Thomas used the stepped drum principle of Leibnitz. His invention was the result of 150 years of growing industrialization - eliminating problems that had made the early machines so difficult to perfect. The stepped drum in Thomas' Arithmometer was used in conjunction with a simple system of counting gears and an automatic carry. The success of the machine was due to the many springs and other contrivances that neutralized the momentum of moving parts so they would not carry beyond their intended point - the cause of failure from earlier machines. (13b) But the major innovation was to reverse the operating function in the result registers (up to sixteen digits) that allowed for reliable and stable calculation over extended periods of time without gear realignment.(19)
As said the machine was based on the principle developed by
Leibnitz's stepped cylinder (cylinders with sprockets at a predefined position).

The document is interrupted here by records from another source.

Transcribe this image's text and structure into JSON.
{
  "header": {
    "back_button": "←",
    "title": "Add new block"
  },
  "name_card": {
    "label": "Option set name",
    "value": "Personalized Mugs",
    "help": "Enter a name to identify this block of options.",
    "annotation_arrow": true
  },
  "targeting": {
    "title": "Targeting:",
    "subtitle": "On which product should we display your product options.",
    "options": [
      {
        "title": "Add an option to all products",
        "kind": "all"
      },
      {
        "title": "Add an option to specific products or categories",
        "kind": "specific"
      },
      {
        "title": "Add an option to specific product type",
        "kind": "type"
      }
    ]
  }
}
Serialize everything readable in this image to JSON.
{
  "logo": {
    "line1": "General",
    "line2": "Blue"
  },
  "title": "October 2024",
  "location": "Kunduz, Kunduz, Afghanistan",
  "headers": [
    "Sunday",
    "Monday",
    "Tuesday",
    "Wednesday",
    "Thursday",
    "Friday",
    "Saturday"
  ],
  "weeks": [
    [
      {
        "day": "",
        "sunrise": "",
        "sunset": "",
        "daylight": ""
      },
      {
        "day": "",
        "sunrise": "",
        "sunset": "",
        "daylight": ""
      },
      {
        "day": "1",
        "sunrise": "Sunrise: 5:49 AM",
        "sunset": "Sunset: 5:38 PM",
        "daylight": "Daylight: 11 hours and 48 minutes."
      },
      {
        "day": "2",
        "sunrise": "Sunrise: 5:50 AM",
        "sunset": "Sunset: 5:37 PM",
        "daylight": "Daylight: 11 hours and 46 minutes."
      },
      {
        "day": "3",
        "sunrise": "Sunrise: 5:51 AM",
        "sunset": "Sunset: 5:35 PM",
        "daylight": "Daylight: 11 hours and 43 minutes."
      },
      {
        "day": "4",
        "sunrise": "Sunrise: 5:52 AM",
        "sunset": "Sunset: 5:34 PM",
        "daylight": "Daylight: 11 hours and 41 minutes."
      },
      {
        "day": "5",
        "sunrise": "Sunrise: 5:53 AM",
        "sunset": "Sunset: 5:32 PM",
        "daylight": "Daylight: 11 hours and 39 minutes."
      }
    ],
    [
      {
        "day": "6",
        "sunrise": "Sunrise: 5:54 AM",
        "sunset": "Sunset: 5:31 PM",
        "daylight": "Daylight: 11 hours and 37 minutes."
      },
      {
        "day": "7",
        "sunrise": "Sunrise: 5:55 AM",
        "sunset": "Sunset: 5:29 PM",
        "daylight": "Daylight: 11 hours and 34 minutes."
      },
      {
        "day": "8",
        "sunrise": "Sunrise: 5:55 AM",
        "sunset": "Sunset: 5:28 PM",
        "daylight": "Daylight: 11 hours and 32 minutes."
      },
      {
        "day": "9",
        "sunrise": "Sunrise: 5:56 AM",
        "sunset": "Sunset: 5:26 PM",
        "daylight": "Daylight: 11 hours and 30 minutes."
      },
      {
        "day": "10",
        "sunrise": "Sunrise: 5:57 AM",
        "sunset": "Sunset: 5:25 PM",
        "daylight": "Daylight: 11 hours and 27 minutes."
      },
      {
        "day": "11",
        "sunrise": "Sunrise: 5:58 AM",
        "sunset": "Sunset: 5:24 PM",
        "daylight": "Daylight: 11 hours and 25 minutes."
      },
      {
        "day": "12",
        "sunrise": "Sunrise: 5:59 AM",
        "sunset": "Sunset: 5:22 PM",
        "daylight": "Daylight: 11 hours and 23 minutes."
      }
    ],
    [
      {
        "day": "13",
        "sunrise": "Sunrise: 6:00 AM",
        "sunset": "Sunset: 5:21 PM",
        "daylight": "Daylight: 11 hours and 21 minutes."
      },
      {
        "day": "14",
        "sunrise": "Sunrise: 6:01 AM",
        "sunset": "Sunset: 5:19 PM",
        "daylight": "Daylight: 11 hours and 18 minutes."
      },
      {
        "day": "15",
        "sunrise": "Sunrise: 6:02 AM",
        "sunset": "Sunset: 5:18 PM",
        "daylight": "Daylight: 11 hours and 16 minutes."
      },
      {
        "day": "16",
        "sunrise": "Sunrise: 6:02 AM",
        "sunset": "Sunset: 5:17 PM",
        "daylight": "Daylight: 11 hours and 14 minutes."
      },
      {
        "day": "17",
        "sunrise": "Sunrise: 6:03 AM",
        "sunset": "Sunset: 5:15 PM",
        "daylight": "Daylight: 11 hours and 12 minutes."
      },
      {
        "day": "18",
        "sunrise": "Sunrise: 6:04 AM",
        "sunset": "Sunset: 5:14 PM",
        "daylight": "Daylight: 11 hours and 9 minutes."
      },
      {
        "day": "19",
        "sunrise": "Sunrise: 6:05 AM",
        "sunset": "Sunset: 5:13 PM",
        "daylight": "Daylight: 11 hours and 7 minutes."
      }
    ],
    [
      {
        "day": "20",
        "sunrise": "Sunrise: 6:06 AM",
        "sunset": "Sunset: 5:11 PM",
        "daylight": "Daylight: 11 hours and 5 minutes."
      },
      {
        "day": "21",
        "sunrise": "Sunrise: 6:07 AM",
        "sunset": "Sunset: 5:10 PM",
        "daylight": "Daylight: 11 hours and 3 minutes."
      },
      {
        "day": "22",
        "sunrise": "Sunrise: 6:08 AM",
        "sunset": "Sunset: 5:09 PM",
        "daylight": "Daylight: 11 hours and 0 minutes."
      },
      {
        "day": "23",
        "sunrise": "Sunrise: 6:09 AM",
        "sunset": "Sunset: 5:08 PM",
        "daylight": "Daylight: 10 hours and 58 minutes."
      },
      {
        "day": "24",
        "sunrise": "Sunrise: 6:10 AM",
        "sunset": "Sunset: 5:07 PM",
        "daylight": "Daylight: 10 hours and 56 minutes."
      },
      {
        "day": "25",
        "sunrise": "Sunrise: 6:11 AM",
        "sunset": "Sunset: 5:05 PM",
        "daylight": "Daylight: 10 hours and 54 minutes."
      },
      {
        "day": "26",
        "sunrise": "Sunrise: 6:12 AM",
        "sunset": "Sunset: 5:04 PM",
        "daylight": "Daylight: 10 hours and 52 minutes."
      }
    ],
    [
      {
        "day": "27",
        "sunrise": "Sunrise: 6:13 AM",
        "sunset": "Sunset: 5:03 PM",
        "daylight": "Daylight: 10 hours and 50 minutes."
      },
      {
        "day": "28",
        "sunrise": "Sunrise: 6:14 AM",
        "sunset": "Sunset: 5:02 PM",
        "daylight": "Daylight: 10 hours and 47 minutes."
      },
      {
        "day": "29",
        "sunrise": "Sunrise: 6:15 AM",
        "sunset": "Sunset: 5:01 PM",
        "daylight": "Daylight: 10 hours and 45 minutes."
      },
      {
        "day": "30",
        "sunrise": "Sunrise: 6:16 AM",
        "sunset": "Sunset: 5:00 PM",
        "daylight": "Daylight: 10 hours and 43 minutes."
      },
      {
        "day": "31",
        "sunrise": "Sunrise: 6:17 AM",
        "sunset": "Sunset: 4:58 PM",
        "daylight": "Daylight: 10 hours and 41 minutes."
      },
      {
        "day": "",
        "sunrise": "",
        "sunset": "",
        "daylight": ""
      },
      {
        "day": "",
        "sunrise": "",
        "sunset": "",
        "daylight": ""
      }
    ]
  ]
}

The machine was shown to the French Academy of Sciences and became an instant
success.(12) This academy was and still is a
very influential organization that could make or break your idea or machine
by the flick of a pen.
The machine could be set for addition / multiplication or, by moving the lever,
to subtraction / division. It was simple to use and accurate.
For all this, it met with the usual resistance to change. Scientific American
wrote in 1849: "M. Colmar, a French gentleman who invented a calculating
machine about 20 years ago improved it in such a wonderful manner that it is
said to be one of the most astonishing pieces of mechanism that has ever been
invented. But to our view, its complexity shows its delectability."
Which goes to show how wrong predictions could be since types of he Thomas Arithmometer
were still selling into the 20th century. (see also 1823
for an improved version of the calculator)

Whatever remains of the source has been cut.